Magnetic Resonance Imaging (MRI), an important diagnostic test, has traditionally been off limits to more than 2 million people in the United States who have an implanted pacemaker to regulate heart rhythms or an implanted defibrillator to prevent sudden cardiac death. Now, in a study published in the October 4 issue of Annals of Internal Medicine, cardiologists at Johns Hopkins report that a protocol they developed has proved effective in enabling patients with implanted cardiac devices to safely undergo an MRI scan.
"We believe this is the largest prospective study of MRI in patients with implanted devices," says lead author Saman Nazarian, a Johns Hopkins cardiac electrophysiologist and an assistant professor of medicine at the Johns Hopkins University School of Medicine.
"The guidelines we have published can be used to make MRI more available to people who could benefit from early detection of cancer and other diseases and for guiding surgeons during procedures. MRI is considered superior to CT scans in many clinical scenarios, especially for brain and spinal cord imaging," adds Nazarian. To date, more than 700 patients with implanted cardiac devices have safely undergone MRI exams at Johns Hopkins.
Their prospective study followed 438 people with implanted cardiac devices who had 555 MRI scans. Almost all of the exams, 94 percent, were conducted at The Johns Hopkins Hospital. The rest were performed at Rambam Medical Center in Haifa, Israel. The researchers found that with appropriate precautions, patients with pacemakers and defibrillators can have an MRI scan with very low risk of the device malfunctioning, moving, heating or causing abnormal heart rhythms due to the magnetic and radiofrequency energy generated by the test.
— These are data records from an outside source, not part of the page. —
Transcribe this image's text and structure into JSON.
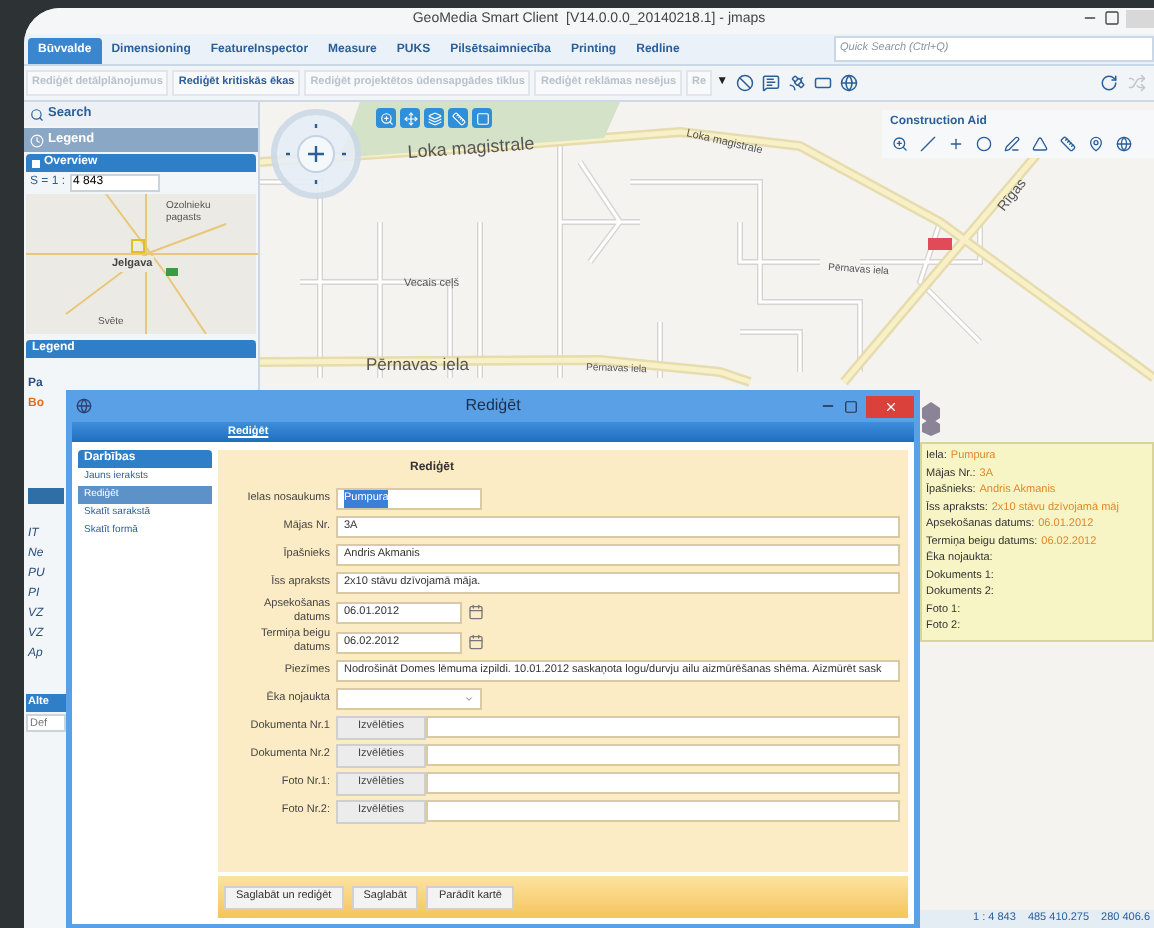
{
  "window": {
    "title": "GeoMedia Smart Client  [V14.0.0.0_20140218.1] - jmaps"
  },
  "ribbon_tabs": [
    {
      "label": "Būvvalde",
      "selected": true
    },
    {
      "label": "Dimensioning",
      "selected": false
    },
    {
      "label": "FeatureInspector",
      "selected": false
    },
    {
      "label": "Measure",
      "selected": false
    },
    {
      "label": "PUKS",
      "selected": false
    },
    {
      "label": "Pilsētsaimniecība",
      "selected": false
    },
    {
      "label": "Printing",
      "selected": false
    },
    {
      "label": "Redline",
      "selected": false
    }
  ],
  "quick_search": {
    "placeholder": "Quick Search (Ctrl+Q)"
  },
  "commands": [
    {
      "label": "Rediģēt detālplānojumus",
      "disabled": true
    },
    {
      "label": "Rediģēt kritiskās ēkas",
      "disabled": false
    },
    {
      "label": "Rediģēt projektētos ūdensapgādes tīklus",
      "disabled": true
    },
    {
      "label": "Rediģēt reklāmas nesējus",
      "disabled": true
    },
    {
      "label": "Re",
      "disabled": true
    }
  ],
  "commands_overflow": "▼",
  "left_panel": {
    "search": "Search",
    "legend_tab": "Legend",
    "overview": {
      "title": "Overview",
      "scale_label": "S = 1 :",
      "scale_value": "4 843",
      "labels": [
        "Ozolnieku pagasts",
        "Jelgava",
        "Svēte"
      ]
    },
    "legend": {
      "title": "Legend",
      "items": [
        {
          "label": "Pa",
          "highlighted": false
        },
        {
          "label": "Bo",
          "highlighted": true
        }
      ],
      "sub_items": [
        "IT",
        "Ne",
        "PU",
        "PI",
        "VZ",
        "VZ",
        "Ap"
      ]
    },
    "bottom_header": "Alte",
    "bottom_field": "Def"
  },
  "map": {
    "street_labels": [
      "Loka magistrale",
      "Loka magistrale",
      "Rīgas",
      "Vecais ceļš",
      "Pērnavas iela",
      "Pērnavas iela",
      "Pērnavas iela"
    ],
    "construction_aid": {
      "title": "Construction Aid"
    }
  },
  "info_popup": [
    {
      "label": "Iela:",
      "value": "Pumpura"
    },
    {
      "label": "Mājas Nr.:",
      "value": "3A"
    },
    {
      "label": "Īpašnieks:",
      "value": "Andris Akmanis"
    },
    {
      "label": "Īss apraksts:",
      "value": "2x10 stāvu dzīvojamā māj"
    },
    {
      "label": "Apsekošanas datums:",
      "value": "06.01.2012"
    },
    {
      "label": "Termiņa beigu datums:",
      "value": "06.02.2012"
    },
    {
      "label": "Ēka nojaukta:"
    },
    {
      "label": "Dokuments 1:"
    },
    {
      "label": "Dokuments 2:"
    },
    {
      "label": "Foto 1:"
    },
    {
      "label": "Foto 2:"
    }
  ],
  "status_bar": [
    "1 : 4 843",
    "485 410.275",
    "280 406.6"
  ],
  "dialog": {
    "title": "Rediģēt",
    "header": "Rediģēt",
    "actions_title": "Darbības",
    "actions": [
      {
        "label": "Jauns ieraksts",
        "selected": false
      },
      {
        "label": "Rediģēt",
        "selected": true
      },
      {
        "label": "Skatīt sarakstā",
        "selected": false
      },
      {
        "label": "Skatīt formā",
        "selected": false
      }
    ],
    "form_title": "Rediģēt",
    "fields": [
      {
        "kind": "short",
        "label": "Ielas nosaukums",
        "value": "Pumpura",
        "highlighted": true
      },
      {
        "kind": "text",
        "label": "Mājas Nr.",
        "value": "3A",
        "highlighted": false
      },
      {
        "kind": "text",
        "label": "Īpašnieks",
        "value": "Andris Akmanis",
        "highlighted": false
      },
      {
        "kind": "text",
        "label": "Īss apraksts",
        "value": "2x10 stāvu dzīvojamā māja.",
        "highlighted": false
      },
      {
        "kind": "date",
        "label": "Apsekošanas datums",
        "value": "06.01.2012",
        "highlighted": false
      },
      {
        "kind": "date",
        "label": "Termiņa beigu datums",
        "value": "06.02.2012",
        "highlighted": false
      },
      {
        "kind": "text",
        "label": "Piezīmes",
        "value": "Nodrošināt Domes lēmuma izpildi. 10.01.2012 saskaņota logu/durvju ailu aizmūrēšanas shēma. Aizmūrēt sask",
        "highlighted": false
      },
      {
        "kind": "select",
        "label": "Ēka nojaukta"
      },
      {
        "kind": "file",
        "label": "Dokumenta Nr.1",
        "button": "Izvēlēties"
      },
      {
        "kind": "file",
        "label": "Dokumenta Nr.2",
        "button": "Izvēlēties"
      },
      {
        "kind": "file",
        "label": "Foto Nr.1:",
        "button": "Izvēlēties"
      },
      {
        "kind": "file",
        "label": "Foto Nr.2:",
        "button": "Izvēlēties"
      }
    ],
    "buttons": [
      "Saglabāt un rediģēt",
      "Saglabāt",
      "Parādīt kartē"
    ]
  }
}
The devices implanted in three of the patients in the study, 1.5 percent, had a power-on reset event during an MRI scan, which means that the energy emitted from the scanner caused the devices to revert to default settings. This is a rare occurrence that warrants close expert monitoring during the test, but is easily remedied after the test is completed. None of the three had device dysfunction during the long-term follow-up of between 15 and 66 weeks. One of those patients completed four repeated MRI examinations during the study without any problems.
Johns Hopkins cardiac electrophysiologist and biomedical engineer Henry Halperin began researching the issue of MRI safety with implanted devices about 15 years ago, testing a range of devices. The safety protocol he developed is now being adopted by institutions around the world.
"The newer pacemakers made after 1998 and defibrillators manufactured since 2000 come with electromagnetic interference protection," says Halperin, who is a professor of medicine at the Johns Hopkins University School of Medicine and the senior author of the study. In addition to the age of the device, the Hopkins team checks the type and configuration of the leads attached to the device. For example, if a lead is disconnected and is not part of the device's function, an MRI would not be recommended because the tip of the wire could get very hot.
"We reprogram the device to a safe mode while the patient is having the MRI scan," says Rozann Hansford, R.N., M.P.H., a study author who monitors patients at Johns Hopkins during the scans. "We carefully monitor the patient's blood pressure, electrical activity of the heart and oxygen saturation, and look for any unusual symptoms. After the test, we reprogram the device and carefully check its function." The patients' devices are checked again in 3 to 6 months.
The researchers conclude that with a protocol based on device selection, programming and careful patient monitoring, MRI can be performed safely in many patients who have a pacemaker or a defibrillator. "With the advancing age of the population and the expanding indications for pacemakers and defibrillators, this has become an increasingly important issue, and a lifesaving one for some patients," says Nazarian. He adds that many of the patients with cardiac devices who have come to Hopkins for an MRI scan had tumors and other serious problems diagnosed and treated, whereas those problems had been missed by a previous imaging test, such as a CT or ultrasound exam.